Kivejinja was born in an aristocratic family but often claimed that he embraced a classless world. He was born to Muwabe Kivejinja, a son of Kirunda – the son of Nkuutu. Nkuutu was the son of Kibbeedi, who himself was a son of Kakaire who came from Bunyoro kingdom.
Magoola, the father of Kakaire, was the son of Nyamutukura Agutamba, the Omukama of Bunyoro. Kirunda, a prince from the royal family of Bugweri in Busoga, says his mother Aisa Naigaga has descendants who hail from Bunyoro.
He went to Bukoyo primary school, Kibuli Junior School, where he met Bidandi in 1952. He also went to Busoga College Mwiri for his higher education before he left for Delhi University, in India in 1957, where he met his friend Kintu Musoke. He holds a Bachelor of Science in Zoology.
From sciences to politics
Though KK wanted to be an entomologist, his childhood wish changed when he moved to Dehli.
"I was introduced to an international centre, where we constantly interacted with different people and I began to recognize the curse of imperialism, how it had held our people back, and the need to fight it," KK wrote in the book.
Interestingly, Kirunda, a scientist, was most known in political circles and this goes back to his student days in India. He was elected as leader of the Delhi African Students' Association, he had an opportunity to interact with the then Indian Prime Minister Jawaharlal Nehru, who nudged him into becoming a politician.
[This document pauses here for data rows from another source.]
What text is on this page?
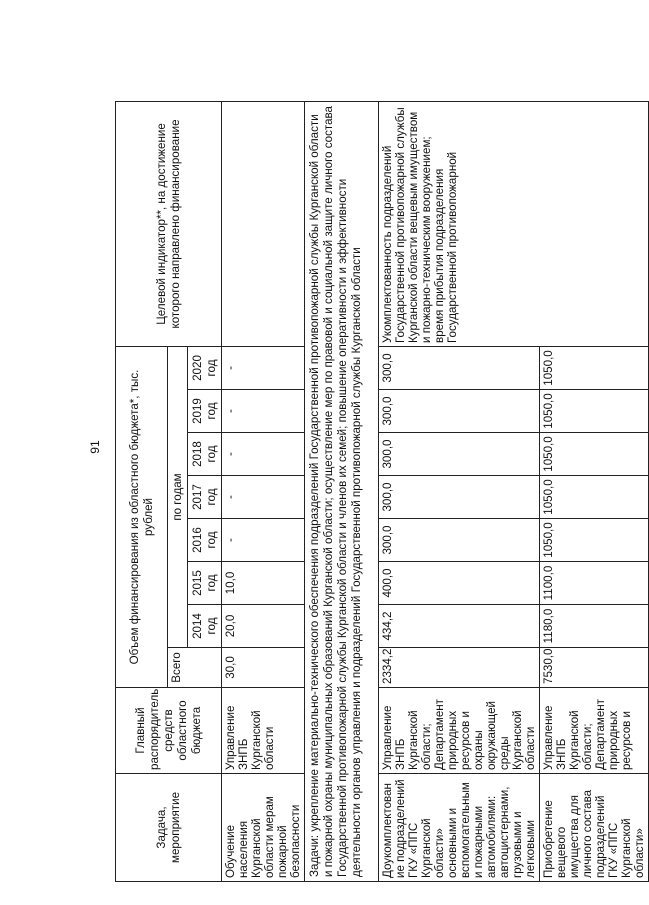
91
Задача, мероприятие	Главный распорядитель средств областного бюджета	Объем финансирования из областного бюджета*, тыс. рублей								Целевой индикатор**, на достижение которого направлено финансирование
		Всего	по годам							
			2014 год	2015 год	2016 год	2017 год	2018 год	2019 год	2020 год	
Обучение населения Курганской области мерам пожарной безопасности	Управление ЗНПБ Курганской области	30,0	20,0	10,0	-	-	-	-	-	
Задачи: укрепление материально-технического обеспечения подразделений Государственной противопожарной службы Курганской области и пожарной охраны муниципальных образований Курганской области; осуществление мер по правовой и социальной защите личного состава Государственной противопожарной службы Курганской области и членов их семей; повышение оперативности и эффективности деятельности органов управления и подразделений Государственной противопожарной службы Курганской области										
Доукомплектование подразделений ГКУ «ППС Курганской области» основными и вспомогательными пожарными автомобилями: автоцистернами, грузовыми и легковыми	Управление ЗНПБ Курганской области; Департамент природных ресурсов и охраны окружающей среды Курганской области	2334,2	434,2	400,0	300,0	300,0	300,0	300,0	300,0	Укомплектованность подразделений Государственной противопожарной службы Курганской области вещевым имуществом и пожарно-техническим вооружением; время прибытия подразделения Государственной противопожарной
Приобретение вещевого имущества для личного состава подразделений ГКУ «ППС Курганской области»	Управление ЗНПБ Курганской области; Департамент природных ресурсов и	7530,0	1180,0	1100,0	1050,0	1050,0	1050,0	1050,0	1050,0	
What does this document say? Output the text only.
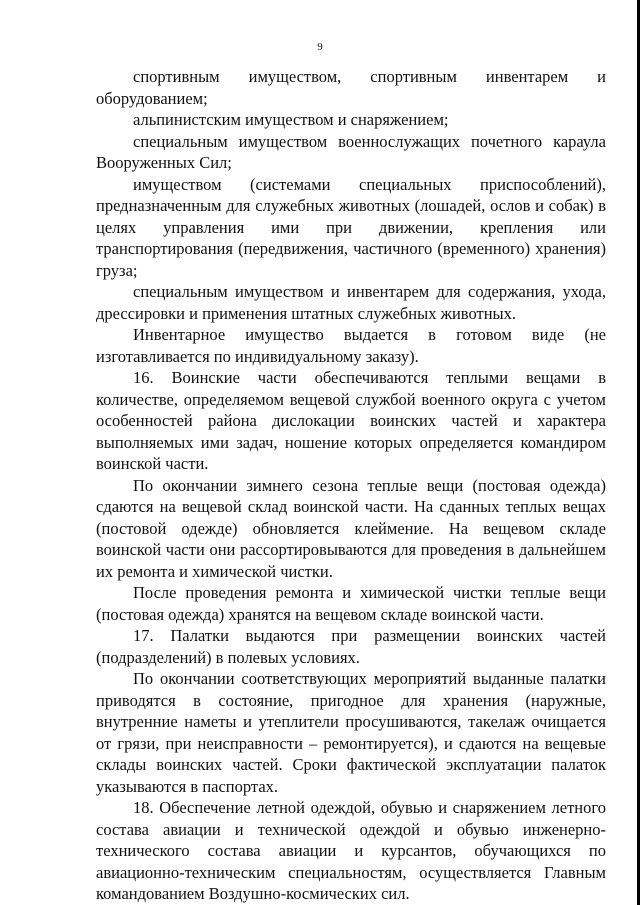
9

спортивным имуществом, спортивным инвентарем и оборудованием;

альпинистским имуществом и снаряжением;

специальным имуществом военнослужащих почетного караула Вооруженных Сил;

имуществом (системами специальных приспособлений), предназначенным для служебных животных (лошадей, ослов и собак) в целях управления ими при движении, крепления или транспортирования (передвижения, частичного (временного) хранения) груза;

специальным имуществом и инвентарем для содержания, ухода, дрессировки и применения штатных служебных животных.

Инвентарное имущество выдается в готовом виде (не изготавливается по индивидуальному заказу).

16. Воинские части обеспечиваются теплыми вещами в количестве, определяемом вещевой службой военного округа с учетом особенностей района дислокации воинских частей и характера выполняемых ими задач, ношение которых определяется командиром воинской части.

По окончании зимнего сезона теплые вещи (постовая одежда) сдаются на вещевой склад воинской части. На сданных теплых вещах (постовой одежде) обновляется клеймение. На вещевом складе воинской части они рассортировываются для проведения в дальнейшем их ремонта и химической чистки.

После проведения ремонта и химической чистки теплые вещи (постовая одежда) хранятся на вещевом складе воинской части.

17. Палатки выдаются при размещении воинских частей (подразделений) в полевых условиях.

По окончании соответствующих мероприятий выданные палатки приводятся в состояние, пригодное для хранения (наружные, внутренние наметы и утеплители просушиваются, такелаж очищается от грязи, при неисправности – ремонтируется), и сдаются на вещевые склады воинских частей. Сроки фактической эксплуатации палаток указываются в паспортах.

18. Обеспечение летной одеждой, обувью и снаряжением летного состава авиации и технической одеждой и обувью инженерно-технического состава авиации и курсантов, обучающихся по авиационно-техническим специальностям, осуществляется Главным командованием Воздушно-космических сил.
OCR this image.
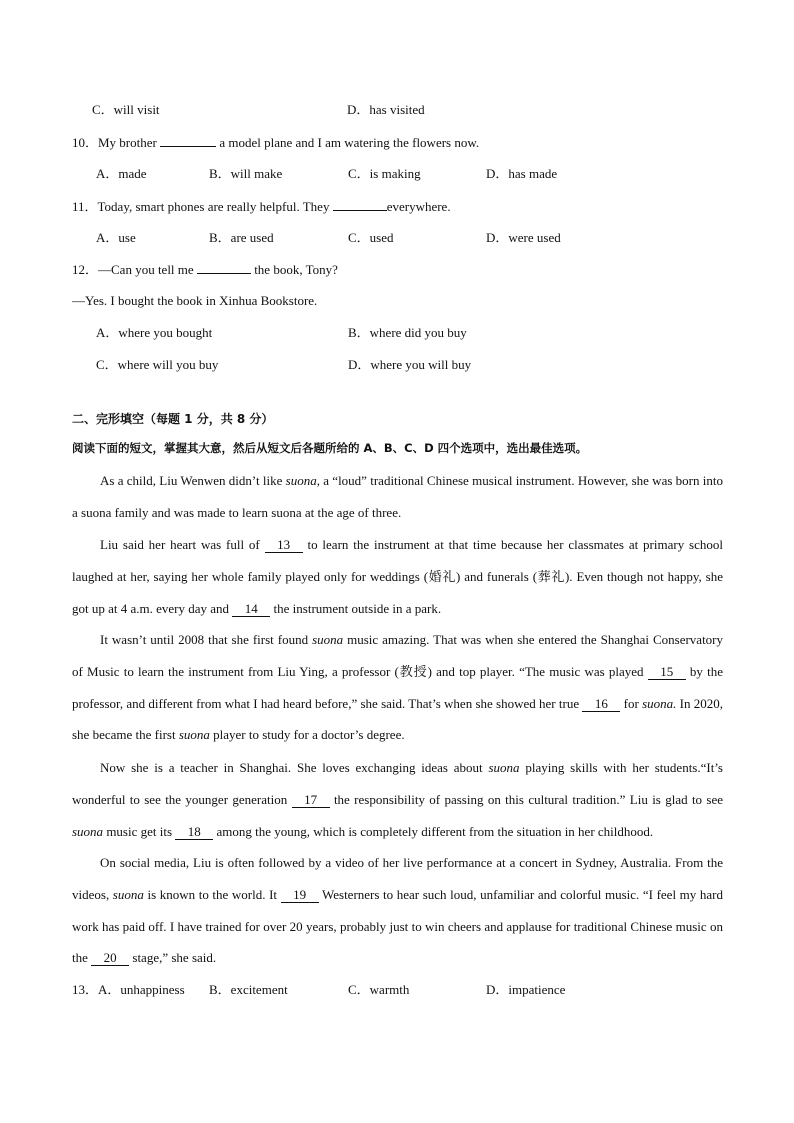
C．will visit	D．has visited
10．My brother	a model plane and I am watering the flowers now.
A．made	B．will make	C．is making	D．has made
11．Today, smart phones are really helpful. They	everywhere.
A．use	B．are used	C．used	D．were used
12．—Can you tell me	the book, Tony?
—Yes. I bought the book in Xinhua Bookstore.
A．where you bought	B．where did you buy
C．where will you buy	D．where you will buy
二、完形填空（每题 1 分，共 8 分）
阅读下面的短文，掌握其大意，然后从短文后各题所给的 A、B、C、D 四个选项中，选出最佳选项。
As a child, Liu Wenwen didn’t like suona, a “loud” traditional Chinese musical instrument. However, she was born into a suona family and was made to learn suona at the age of three.
Liu said her heart was full of 13 to learn the instrument at that time because her classmates at primary school laughed at her, saying her whole family played only for weddings (婚礼) and funerals (葬礼). Even though not happy, she got up at 4 a.m. every day and 14 the instrument outside in a park.
It wasn’t until 2008 that she first found suona music amazing. That was when she entered the Shanghai Conservatory of Music to learn the instrument from Liu Ying, a professor (教授) and top player. “The music was played 15 by the professor, and different from what I had heard before,” she said. That’s when she showed her true 16 for suona. In 2020, she became the first suona player to study for a doctor’s degree.
Now she is a teacher in Shanghai. She loves exchanging ideas about suona playing skills with her students.“It’s wonderful to see the younger generation 17 the responsibility of passing on this cultural tradition.” Liu is glad to see suona music get its 18 among the young, which is completely different from the situation in her childhood.
On social media, Liu is often followed by a video of her live performance at a concert in Sydney, Australia. From the videos, suona is known to the world. It 19 Westerners to hear such loud, unfamiliar and colorful music. “I feel my hard work has paid off. I have trained for over 20 years, probably just to win cheers and applause for traditional Chinese music on the 20 stage,” she said.
13．A．unhappiness B．excitement	C．warmth	D．impatience
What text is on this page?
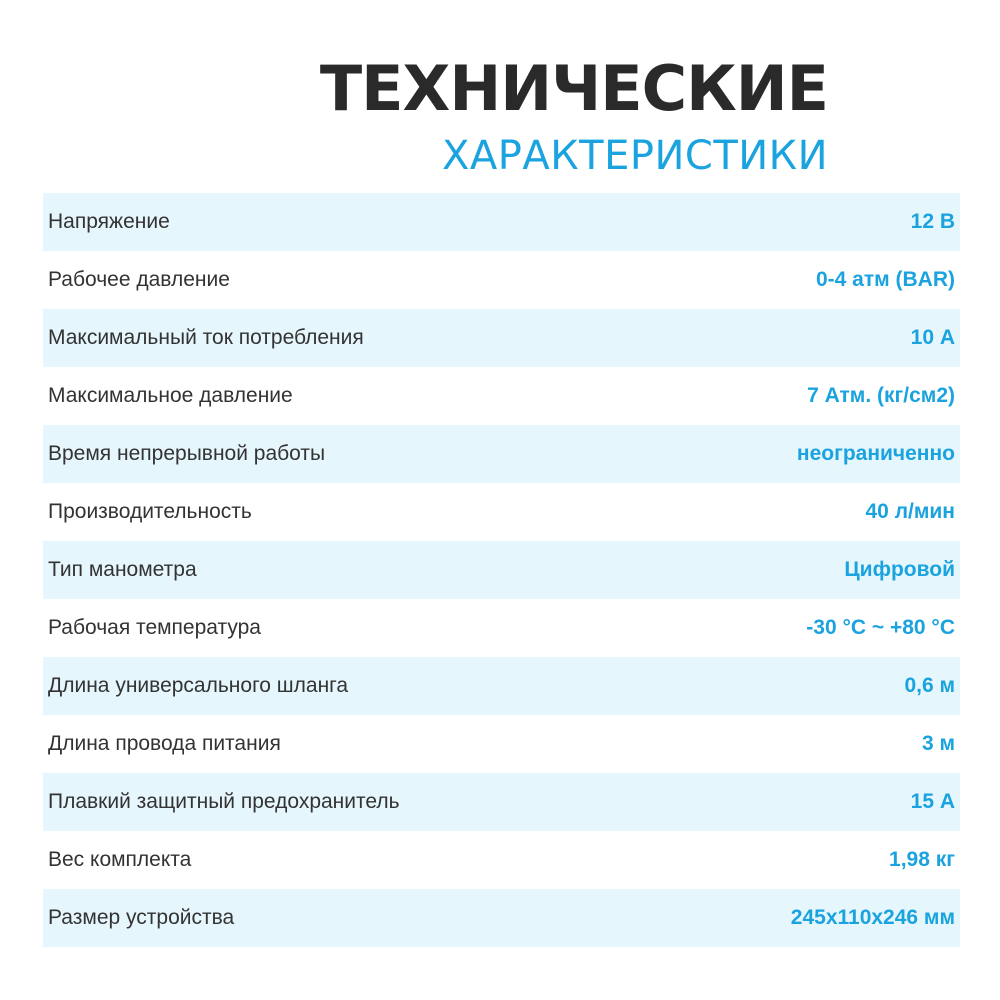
ТЕХНИЧЕСКИЕ
ХАРАКТЕРИСТИКИ
Напряжение	12 В
Рабочее давление	0-4 атм (BAR)
Максимальный ток потребления	10 А
Максимальное давление	7 Атм. (кг/см2)
Время непрерывной работы	неограниченно
Производительность	40 л/мин
Тип манометра	Цифровой
Рабочая температура	-30 °C ~ +80 °C
Длина универсального шланга	0,6 м
Длина провода питания	3 м
Плавкий защитный предохранитель	15 А
Вес комплекта	1,98 кг
Размер устройства	245х110х246 мм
As a student leader then, he met the future post-independence African leaders like Kenneth Kaunda (Zambia), Julius Nyerere (Tanganyika), Kwame Nkrumah (Ghana) and many others, as well as communist leaders like Fidel Castro (Cuba) and Nikita Khrushchev (Russia).
It is this interaction with communist leaders and the literature he read that persuaded him to become a socialist. No wonder, KK named his first born son, the late Lumumba Kakaire, after Patrice Lumumba, the first post-independence leader of Zaire now DR Congo. In 1961, when Lumumba was executed, KK, while in India, led demonstrations against the US and Belgian governments for their role in the execution of Lumumba.
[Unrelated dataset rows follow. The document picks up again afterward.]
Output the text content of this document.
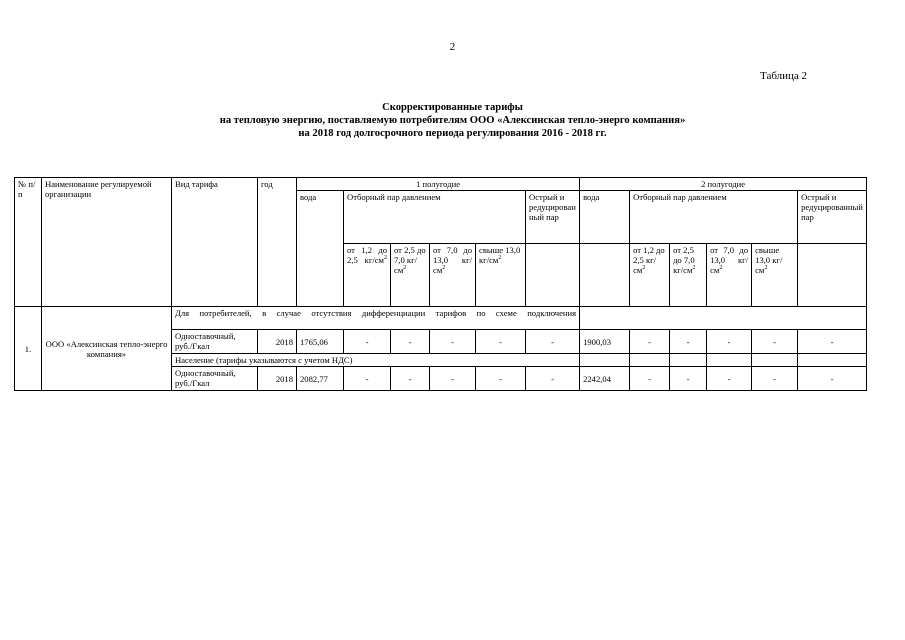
2
Таблица 2
Скорректированные тарифы
на тепловую энергию, поставляемую потребителям ООО «Алексинская тепло-энерго компания»
на 2018 год долгосрочного периода регулирования 2016 - 2018 гг.
№ п/п	Наименование регулируемой организации	Вид тарифа	год	1 полугодие						2 полугодие					
				вода	Отборный пар давлением				Острый и редуцированный пар	вода	Отборный пар давлением				Острый и редуцированный пар
					от 1,2 до 2,5 $кг/см^2$	от 2,5 до 7,0 $кг/см^2$	от 7,0 до 13,0 $кг/см^2$	свыше 13,0 $кг/см^2$			от 1,2 до 2,5 $кг/см^2$	от 2,5 до 7,0 $кг/см^2$	от 7,0 до 13,0 $кг/см^2$	свыше 13,0 $кг/см^2$	
1.	ООО «Алексинская тепло-энерго компания»	Для потребителей, в случае отсутствия дифференциации тарифов по схеме подключения													
		Одноставочный, руб./Гкал	2018	1765,06	-	-	-	-	-	1900,03	-	-	-	-	-
		Население (тарифы указываются с учетом НДС)													
		Одноставочный, руб./Гкал	2018	2082,77	-	-	-	-	-	2242,04	-	-	-	-	-
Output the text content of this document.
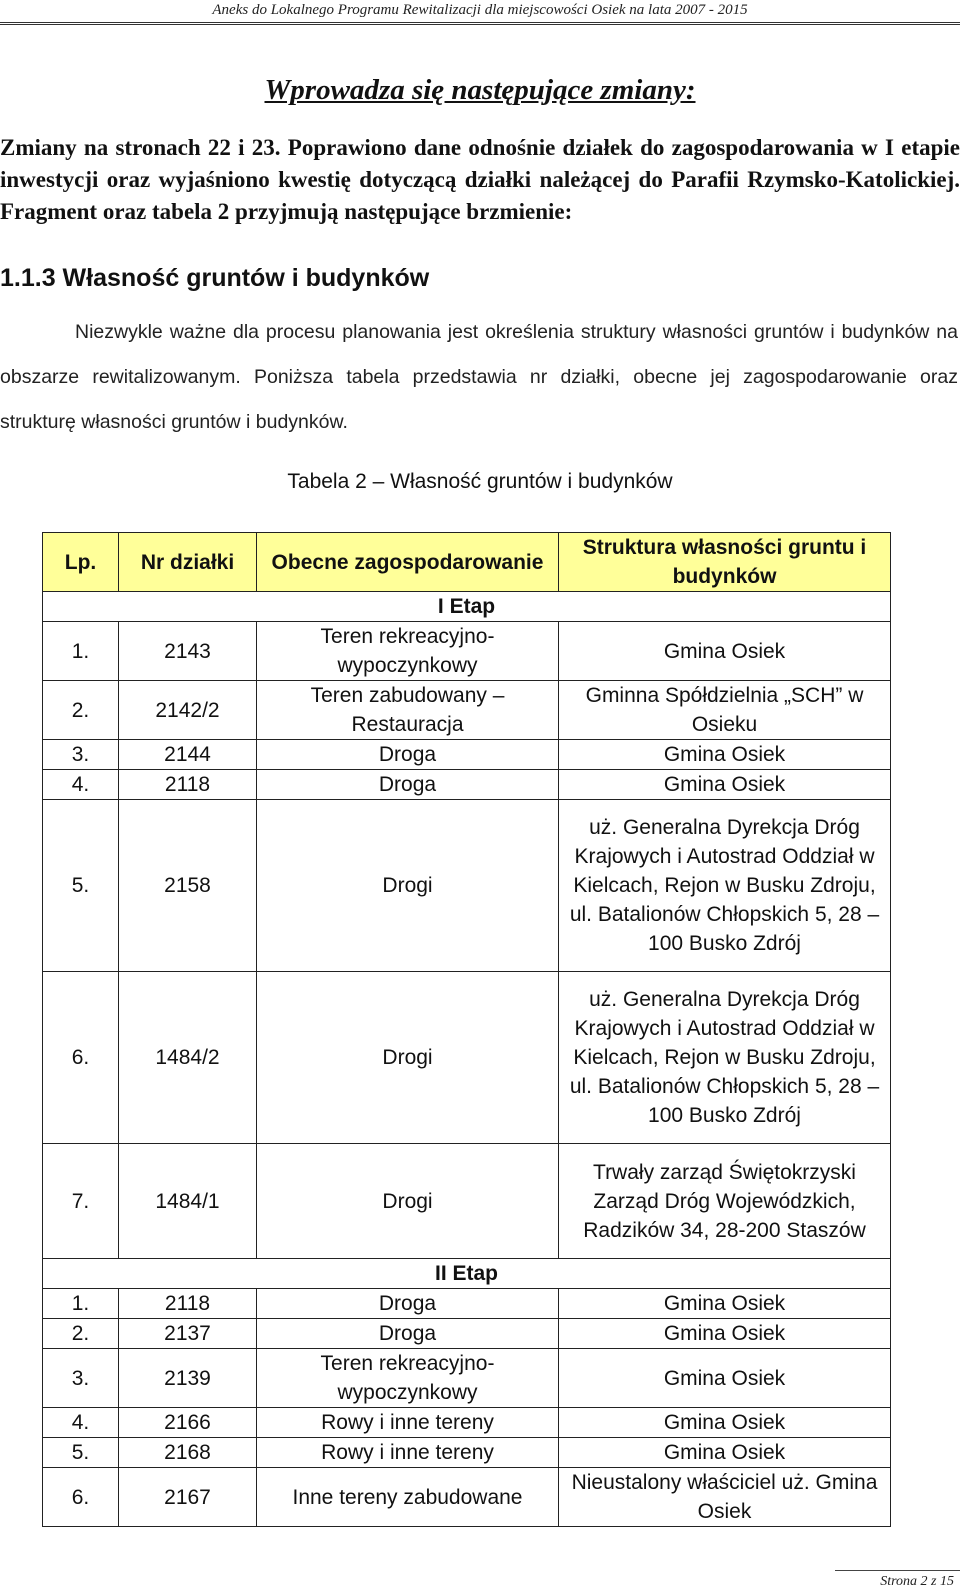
Aneks do Lokalnego Programu Rewitalizacji dla miejscowości Osiek na lata 2007 - 2015
Wprowadza się następujące zmiany:
Zmiany na stronach 22 i 23. Poprawiono dane odnośnie działek do zagospodarowania w I etapie inwestycji oraz wyjaśniono kwestię dotyczącą działki należącej do Parafii Rzymsko-Katolickiej. Fragment oraz tabela 2 przyjmują następujące brzmienie:
1.1.3 Własność gruntów i budynków
Niezwykle ważne dla procesu planowania jest określenia struktury własności gruntów i budynków na obszarze rewitalizowanym. Poniższa tabela przedstawia nr działki, obecne jej zagospodarowanie oraz strukturę własności gruntów i budynków.
Tabela 2 – Własność gruntów i budynków
Lp.	Nr działki	Obecne zagospodarowanie	Struktura własności gruntu i budynków
I Etap			
1.	2143	Teren rekreacyjno-wypoczynkowy	Gmina Osiek
2.	2142/2	Teren zabudowany – Restauracja	Gminna Spółdzielnia „SCH” w Osieku
3.	2144	Droga	Gmina Osiek
4.	2118	Droga	Gmina Osiek
5.	2158	Drogi	uż. Generalna Dyrekcja Dróg Krajowych i Autostrad Oddział w Kielcach, Rejon w Busku Zdroju, ul. Batalionów Chłopskich 5, 28 – 100 Busko Zdrój
6.	1484/2	Drogi	uż. Generalna Dyrekcja Dróg Krajowych i Autostrad Oddział w Kielcach, Rejon w Busku Zdroju, ul. Batalionów Chłopskich 5, 28 – 100 Busko Zdrój
7.	1484/1	Drogi	Trwały zarząd Świętokrzyski Zarząd Dróg Wojewódzkich, Radzików 34, 28-200 Staszów
II Etap			
1.	2118	Droga	Gmina Osiek
2.	2137	Droga	Gmina Osiek
3.	2139	Teren rekreacyjno-wypoczynkowy	Gmina Osiek
4.	2166	Rowy i inne tereny	Gmina Osiek
5.	2168	Rowy i inne tereny	Gmina Osiek
6.	2167	Inne tereny zabudowane	Nieustalony właściciel uż. Gmina Osiek
Strona 2 z 15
KK's communist beliefs and dislike for western imperialism influenced him to lead an assault on enemy embassies in 1962 soon after Uganda got its independence.
"After getting the certainty of the hoisting of the Ugandan flag and the downing of the British flag, we were assured that now Uganda was a free and independent country…I organized some of our youths, who moved clandestinely to the American embassy and stole the American flag. They went on and stole the flags of all the nations we considered to be enemies of Uganda," KK writes.
He says these radical actions saw him banned from travelling to the US until the 1990s when he was a Foreign Affairs minister in the NRM government.
KK made his first foray into Ugandan politics in 1961 as a UPC youth winger. He later became its secretary for research and in charge of the information bureau, before he was expelled from the party in 1965. While in UPC, KK used his communist links to introduce UPC leaders to Asia.
After leaving UPC in 1965, he took leave from active politics until 1980 when he participated in the formation of the Uganda Patriotic Movement that evolved into the NRM of today.
Liberal Muslim
Although he was born a Muslim, KK's perception of the world was not influenced by Islamic dogma. In fact, when he went to Delhi University in 1957, he undertook to study a pre-university course at Madras Christian College in South India for a year. KK, just like his colleague Bidandi, married from the Christian faith. His wife Deborah Nakafeero Wavamunno is a cousin to Bidandi.
KK was among the first indigenous Muslim graduates alongside the late Abu Kakyama Mayanja, the former Justice and Constitutional Affairs minister. Kirunda was an all-embracing man and a person who believes in huge families and had 14 children with two wives and in addition to his nuclear family, his home took in many other children (many adopted as orphans).